Travellers risk picking up serious diseases overseas by not seeking medical advice before they leave home, doctors have warned.

More than three in five Australians do not visit their doctor to ask for health information before going away, researchers from the University of Sydney's Family Medicine Research Centre say.

By not doing so when visiting destinations with a risk of infectious diseases, globetrotters could come back home with unwanted souvenirs like rabies, hepatitis A and B or typhoid fever.

"The consequences can range from losing a few days of the trip to gastro or the flu to ending up in hospital with a serious disease," said Dr Conrad Moreira, medical director of the Travel Doctor TMVC clinic in Sydney.

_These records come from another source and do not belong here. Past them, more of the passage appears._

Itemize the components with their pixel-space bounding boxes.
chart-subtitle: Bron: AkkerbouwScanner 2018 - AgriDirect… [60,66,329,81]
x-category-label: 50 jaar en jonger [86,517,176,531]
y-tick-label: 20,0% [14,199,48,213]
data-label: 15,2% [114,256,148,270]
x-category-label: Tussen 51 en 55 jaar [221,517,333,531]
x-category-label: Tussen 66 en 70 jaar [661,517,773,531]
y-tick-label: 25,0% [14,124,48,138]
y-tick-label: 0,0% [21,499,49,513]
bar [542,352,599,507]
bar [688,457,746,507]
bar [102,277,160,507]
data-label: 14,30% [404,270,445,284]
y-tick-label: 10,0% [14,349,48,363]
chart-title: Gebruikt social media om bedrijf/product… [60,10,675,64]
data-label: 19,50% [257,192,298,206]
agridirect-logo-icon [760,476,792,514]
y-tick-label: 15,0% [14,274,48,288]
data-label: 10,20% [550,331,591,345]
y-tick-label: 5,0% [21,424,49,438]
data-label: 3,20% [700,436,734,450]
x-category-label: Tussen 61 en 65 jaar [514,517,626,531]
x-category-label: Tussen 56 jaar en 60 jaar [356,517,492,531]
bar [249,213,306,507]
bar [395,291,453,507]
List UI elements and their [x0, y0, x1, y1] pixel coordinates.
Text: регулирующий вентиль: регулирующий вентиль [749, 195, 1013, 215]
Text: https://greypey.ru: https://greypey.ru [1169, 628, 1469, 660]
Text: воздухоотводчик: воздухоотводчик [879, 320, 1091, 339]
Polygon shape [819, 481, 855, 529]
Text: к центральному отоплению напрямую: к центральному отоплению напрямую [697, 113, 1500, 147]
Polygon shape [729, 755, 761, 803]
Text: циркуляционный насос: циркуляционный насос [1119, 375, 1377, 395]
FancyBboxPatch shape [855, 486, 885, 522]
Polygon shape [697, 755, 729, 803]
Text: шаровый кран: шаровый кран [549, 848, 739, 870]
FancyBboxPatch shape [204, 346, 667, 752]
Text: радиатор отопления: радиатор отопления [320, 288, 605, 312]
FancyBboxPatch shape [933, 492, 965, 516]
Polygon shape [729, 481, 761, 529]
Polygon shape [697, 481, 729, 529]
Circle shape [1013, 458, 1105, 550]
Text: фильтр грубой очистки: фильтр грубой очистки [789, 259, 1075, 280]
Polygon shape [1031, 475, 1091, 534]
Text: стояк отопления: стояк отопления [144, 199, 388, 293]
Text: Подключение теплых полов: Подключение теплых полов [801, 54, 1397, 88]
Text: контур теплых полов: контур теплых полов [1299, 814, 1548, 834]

"Clearly most people who travel won't get any serious illness but the main message is that these things are preventable."

There are some eight million short-term overseas trips made by Australians every year, he added.

Only 30 per cent of the 670 who took part in the research project had gone to their GP before going overseas.

This is despite the fact that in high-risk areas like some parts of South East Asia there is up to a 50 per cent chance of getting ill while abroad.

"The risk depends on the destination as well as the type of person travelling," added Dr Moreira.

"Certain groups of travellers are at higher risk of infectious diseases, including pregnant women, children, people with impaired immunity and immigrants returning to their country of origin to visit friends and relatives."

Doctors advise that travellers make an appointment with their GP or at a travel clinic between six and eight weeks before they are due to go away.